Nessun’anima è più disperata di quella che dice di volersela “cavare da sola”. L’anima cristiana sa che ha bisogno dell’aiuto divino.
L’esame
di coscienza non solo dà sollievo alla nostra tristezza, non solo ci offre una
seconda possibilità di essere perdonati, ma ci restituisce anche all’Amore.
Nell’esame di coscienza una persona si concentra meno sul proprio peccato che
sulla Misericordia di Dio, come il ferito si concentra meno sulla sua ferita
che sull’abilità del medico che lo fascia e lo cura.
L’esame di coscienza non
sviluppa alcun complesso perché si compie nella luce della giustizia divina.

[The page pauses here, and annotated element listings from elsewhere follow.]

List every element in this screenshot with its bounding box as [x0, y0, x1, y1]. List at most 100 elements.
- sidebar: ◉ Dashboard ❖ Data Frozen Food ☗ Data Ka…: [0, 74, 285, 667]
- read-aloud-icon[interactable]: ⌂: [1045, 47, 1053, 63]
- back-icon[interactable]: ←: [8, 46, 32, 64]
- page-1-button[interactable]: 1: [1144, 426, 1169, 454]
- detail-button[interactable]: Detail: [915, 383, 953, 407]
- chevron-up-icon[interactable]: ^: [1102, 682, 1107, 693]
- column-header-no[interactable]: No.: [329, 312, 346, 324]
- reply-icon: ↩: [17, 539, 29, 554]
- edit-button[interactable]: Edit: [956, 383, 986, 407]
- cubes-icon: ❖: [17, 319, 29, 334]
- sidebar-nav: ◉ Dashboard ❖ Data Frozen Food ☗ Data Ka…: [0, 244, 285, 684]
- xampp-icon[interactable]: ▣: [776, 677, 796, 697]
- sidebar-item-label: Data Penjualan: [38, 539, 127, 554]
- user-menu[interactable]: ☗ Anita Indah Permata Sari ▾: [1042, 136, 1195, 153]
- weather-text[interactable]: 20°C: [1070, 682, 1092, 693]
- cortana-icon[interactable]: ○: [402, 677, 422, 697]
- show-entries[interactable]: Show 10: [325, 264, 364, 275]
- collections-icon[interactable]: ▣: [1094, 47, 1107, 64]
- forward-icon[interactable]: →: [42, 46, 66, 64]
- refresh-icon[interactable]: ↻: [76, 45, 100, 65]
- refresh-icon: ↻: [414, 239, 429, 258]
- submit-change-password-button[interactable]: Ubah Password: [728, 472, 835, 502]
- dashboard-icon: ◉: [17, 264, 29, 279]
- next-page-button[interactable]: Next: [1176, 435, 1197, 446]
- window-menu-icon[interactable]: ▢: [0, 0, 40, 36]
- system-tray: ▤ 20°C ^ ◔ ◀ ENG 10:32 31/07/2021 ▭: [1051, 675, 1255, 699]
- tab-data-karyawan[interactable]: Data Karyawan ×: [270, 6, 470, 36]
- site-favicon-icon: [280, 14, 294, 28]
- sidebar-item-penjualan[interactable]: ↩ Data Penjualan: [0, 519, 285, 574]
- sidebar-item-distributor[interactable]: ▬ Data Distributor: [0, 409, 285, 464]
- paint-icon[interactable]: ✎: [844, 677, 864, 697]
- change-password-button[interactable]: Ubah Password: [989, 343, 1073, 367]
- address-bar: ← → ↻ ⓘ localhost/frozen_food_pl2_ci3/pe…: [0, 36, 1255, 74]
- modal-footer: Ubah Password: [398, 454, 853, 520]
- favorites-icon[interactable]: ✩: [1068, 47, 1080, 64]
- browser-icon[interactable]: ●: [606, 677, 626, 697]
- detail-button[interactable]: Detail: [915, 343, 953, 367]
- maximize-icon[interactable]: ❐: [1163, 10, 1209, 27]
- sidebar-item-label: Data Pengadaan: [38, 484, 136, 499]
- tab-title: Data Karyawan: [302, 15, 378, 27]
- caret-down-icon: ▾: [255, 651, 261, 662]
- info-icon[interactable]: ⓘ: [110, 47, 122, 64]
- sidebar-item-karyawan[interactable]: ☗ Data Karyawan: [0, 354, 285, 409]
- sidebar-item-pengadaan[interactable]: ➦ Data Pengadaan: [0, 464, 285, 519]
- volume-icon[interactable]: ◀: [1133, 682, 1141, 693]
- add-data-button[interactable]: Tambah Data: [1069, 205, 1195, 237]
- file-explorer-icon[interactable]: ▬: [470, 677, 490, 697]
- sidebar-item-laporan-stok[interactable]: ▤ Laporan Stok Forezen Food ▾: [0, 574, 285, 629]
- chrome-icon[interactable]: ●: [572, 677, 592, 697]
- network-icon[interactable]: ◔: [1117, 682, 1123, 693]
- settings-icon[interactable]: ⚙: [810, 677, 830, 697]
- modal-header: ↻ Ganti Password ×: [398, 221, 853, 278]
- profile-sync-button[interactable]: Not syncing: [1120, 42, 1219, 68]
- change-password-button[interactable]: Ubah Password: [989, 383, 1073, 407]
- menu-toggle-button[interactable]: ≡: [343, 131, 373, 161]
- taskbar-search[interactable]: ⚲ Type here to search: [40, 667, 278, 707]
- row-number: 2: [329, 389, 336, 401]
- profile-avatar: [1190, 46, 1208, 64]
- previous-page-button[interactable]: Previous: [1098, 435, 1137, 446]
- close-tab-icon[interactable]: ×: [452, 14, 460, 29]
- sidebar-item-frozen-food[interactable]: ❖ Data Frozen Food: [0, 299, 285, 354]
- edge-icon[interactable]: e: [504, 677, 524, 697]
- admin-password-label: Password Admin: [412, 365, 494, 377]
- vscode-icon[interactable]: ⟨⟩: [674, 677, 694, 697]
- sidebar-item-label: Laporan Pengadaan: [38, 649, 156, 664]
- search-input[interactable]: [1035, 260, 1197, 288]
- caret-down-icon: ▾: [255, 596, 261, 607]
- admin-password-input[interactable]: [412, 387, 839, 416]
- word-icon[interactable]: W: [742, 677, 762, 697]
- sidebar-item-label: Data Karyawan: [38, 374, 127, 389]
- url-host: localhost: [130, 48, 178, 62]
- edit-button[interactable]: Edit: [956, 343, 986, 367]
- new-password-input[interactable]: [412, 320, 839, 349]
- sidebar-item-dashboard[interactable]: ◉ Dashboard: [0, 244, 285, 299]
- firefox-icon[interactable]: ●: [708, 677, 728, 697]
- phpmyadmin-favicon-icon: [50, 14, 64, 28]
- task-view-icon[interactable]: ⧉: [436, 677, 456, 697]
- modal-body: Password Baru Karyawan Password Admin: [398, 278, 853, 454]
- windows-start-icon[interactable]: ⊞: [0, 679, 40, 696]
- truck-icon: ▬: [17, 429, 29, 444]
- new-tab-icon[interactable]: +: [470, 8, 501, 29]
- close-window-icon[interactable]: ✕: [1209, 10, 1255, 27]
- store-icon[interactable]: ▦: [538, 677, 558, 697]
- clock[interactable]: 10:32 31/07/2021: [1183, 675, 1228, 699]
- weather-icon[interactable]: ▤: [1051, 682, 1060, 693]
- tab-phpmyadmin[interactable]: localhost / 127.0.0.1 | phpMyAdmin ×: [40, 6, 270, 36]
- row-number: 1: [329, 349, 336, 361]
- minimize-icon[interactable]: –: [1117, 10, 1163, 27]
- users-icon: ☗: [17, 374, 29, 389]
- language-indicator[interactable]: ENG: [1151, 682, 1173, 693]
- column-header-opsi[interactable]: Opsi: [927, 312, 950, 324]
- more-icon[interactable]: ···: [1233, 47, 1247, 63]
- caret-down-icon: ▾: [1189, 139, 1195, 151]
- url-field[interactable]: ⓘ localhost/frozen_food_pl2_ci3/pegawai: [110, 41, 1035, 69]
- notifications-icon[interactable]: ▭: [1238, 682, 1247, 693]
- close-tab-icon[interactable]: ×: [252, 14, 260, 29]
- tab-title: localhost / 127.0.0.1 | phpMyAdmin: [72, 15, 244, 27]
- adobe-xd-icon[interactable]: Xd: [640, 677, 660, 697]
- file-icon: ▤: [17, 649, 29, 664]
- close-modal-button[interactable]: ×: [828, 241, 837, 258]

L’uomo non è la norma, né la fonte della speranza.
Tutta la
fragilità e la debolezza umane sono viste nella radiazione dell’infinita bontà
di Dio; e una colpa non è mai separata dalla conoscenza della divina
misericordia.
L’esame di coscienza raffigura il peccato non come una violazione
della legge, ma come una rottura di rapporti. Produce dolore non perché è stato
violato un codice, ma perché è stato ferito l’Amore. Come la dispensa vuota
induce a fare la spesa, così l’anima vuota è indotta a cercare il Pane della
Vita.
Procedere
all’esame della propria coscienza non significa concentrarsi su di essa come un
mistico Orientale che contempla il proprio ombelico. L’eccessiva introspezione
porta all’immobilità e alla morbosità.
Nessuno
spirito, nessun’anima è più disperata di quella che dice di volersela “cavare
da sola”.
L’anima cristiana sa che ha bisogno dell’aiuto divino e perciò si
volge a Colui che ci amava anche mentre peccavamo.
L’esame di coscienza,
anziché indurre alla morbosità, diventa quindi un’occasione di gioia. Ci sono
due modi di rendersi conto della bontà e dell’amore di Dio: l’uno è quello di
non perderLo mai, conservando l’innocenza; l’altro è quello di ritrovarLo dopo
averLo perduto.
Fonte: "La
Pace dell'Anima", del Venerabile Fulton John Sheen.